It’s amazing to me that people actually get upset
when I mute the commercials as we watch television. Even
more amazing, some people are not upset about paying $13.00
to see a movie, then sitting through advertisements. People
seem to actively resist the idea of thinking about the
material that is being inserted into their brains via
their eyes and ears. People actually want to
be advertised at.
The latest manipulative content forced on movie-goers
before they earn the privilege of seeing the film they
paid to see is a campaign against movie piracy, featuring
bits created by Twentieth Century Fox, a subsidiary of
News Corp.. These bits feature people involved in the
industry of making movies, telling the camera why it is
so wrong to illegally copy movies. They are, at least
to me and everyone I know who has seen them, quite offensive.
The people shown benevolently informing us, the ignorant
movie-going masses, of the hitherto unconsidered evils
of cinema piracy are always (supposedly) working class
regular-Joe types, just like us. These individuals discuss
how many, many regular people put so many hours of hard,
hard work into these films, and how it just isn’t
"right" to see the final product without paying.

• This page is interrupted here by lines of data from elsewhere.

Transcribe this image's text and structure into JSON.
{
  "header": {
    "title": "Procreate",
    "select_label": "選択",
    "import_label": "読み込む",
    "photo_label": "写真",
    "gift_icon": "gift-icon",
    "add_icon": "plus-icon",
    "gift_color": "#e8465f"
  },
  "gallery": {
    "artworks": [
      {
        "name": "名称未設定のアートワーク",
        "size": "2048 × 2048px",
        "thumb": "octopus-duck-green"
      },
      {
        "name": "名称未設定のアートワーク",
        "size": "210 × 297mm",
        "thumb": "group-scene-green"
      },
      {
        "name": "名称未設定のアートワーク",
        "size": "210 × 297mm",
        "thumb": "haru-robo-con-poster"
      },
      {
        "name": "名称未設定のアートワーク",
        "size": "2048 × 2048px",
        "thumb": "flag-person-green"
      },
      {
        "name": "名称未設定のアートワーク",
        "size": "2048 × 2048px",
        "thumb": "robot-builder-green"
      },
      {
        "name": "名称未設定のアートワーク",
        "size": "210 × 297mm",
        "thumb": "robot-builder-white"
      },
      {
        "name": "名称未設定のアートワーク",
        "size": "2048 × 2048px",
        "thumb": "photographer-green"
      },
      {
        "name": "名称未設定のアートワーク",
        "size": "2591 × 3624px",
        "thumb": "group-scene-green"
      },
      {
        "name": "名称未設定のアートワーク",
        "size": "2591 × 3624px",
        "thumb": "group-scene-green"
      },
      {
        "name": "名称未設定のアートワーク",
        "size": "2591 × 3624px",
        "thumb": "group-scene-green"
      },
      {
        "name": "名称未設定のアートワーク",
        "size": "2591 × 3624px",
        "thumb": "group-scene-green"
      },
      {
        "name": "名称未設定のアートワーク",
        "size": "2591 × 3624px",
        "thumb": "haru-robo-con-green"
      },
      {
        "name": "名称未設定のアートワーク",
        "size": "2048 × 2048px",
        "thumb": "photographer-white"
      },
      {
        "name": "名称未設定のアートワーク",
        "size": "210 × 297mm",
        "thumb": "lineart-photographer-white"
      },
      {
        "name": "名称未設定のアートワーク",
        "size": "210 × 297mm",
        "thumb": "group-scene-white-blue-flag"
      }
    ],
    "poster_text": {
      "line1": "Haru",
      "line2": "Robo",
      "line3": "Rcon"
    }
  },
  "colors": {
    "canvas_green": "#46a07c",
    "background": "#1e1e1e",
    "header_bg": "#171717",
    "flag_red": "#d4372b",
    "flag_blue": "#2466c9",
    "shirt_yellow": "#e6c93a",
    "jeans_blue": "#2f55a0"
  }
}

(I have no access to the latest salary figures, but a
stunt man doesn’t seem all that regular to me.)
I remain to be convinced that a financial crisis is hitting
Hollywood as a result of movie piracy.
These anti-piracy spots do not address foreign, Canadian,
or any non-mainstream film. (They don’t explicitly
single out Hollywood, but how many films have extremely
lavish sets and cars flying into the air before rolling
a dozen times?) They don’t address important underfunded
alternative artists who have been hit hard by grant cuts
resulting from the ever-increasing economic class gap,
the very gap caused by ever-wealthier executives who care
nothing for culture or people.
These spots do not address the decadence of Hollywood,
the Rodeo Drive boutiques who manage to stay in business
despite the “robbery” of piracy, the publicized
drug problems and vandalism of some Hollywood stars, or
the wastefulness of mainstream American cinema which is
so extreme as to virtually mock the blue-collar working
class.
Finally, these spots do not address the astronomical
amounts paid to the actors in the films. How can we the
public swallow the earnest egalitarian plea of working
stuntmen and set designers when they agree to work in
such farcically unequal circumstances? You want fairness?
Fire the actors! Sue the executives! Piracy is not driving
up movie prices. Prices are being driven up by actor salaries
and by people who consent to pay the higher prices.
In an interview, Motion Picture Association of America
President Jack Valenti said "This is a campaign of
education and persuasion. You're hurting someone, maybe
someone like your own family." Also, Peter Chernin,
president and chief operating officer of News Corp., said
"What we are endeavoring to do is both communicate
that it's wrong and also communicate that there are human
stakes and that those stakes are not just millionaires
making less millions."
Chernin thus acknowledges movie-made millionaires in
the same breath as blaming working class movie pirates
for any losses to film industry workers. If workers are
suffering, it is because big studios fight against union
contracts, because executives pass losses onto the end
consumer by raising prices, and because actors are over,
over, overpaid.
Piracy is illegal. I do not, in this column, advocate it. But
the biggest insult in this new campaign is that we average
cost-of-living types are expected to believe it.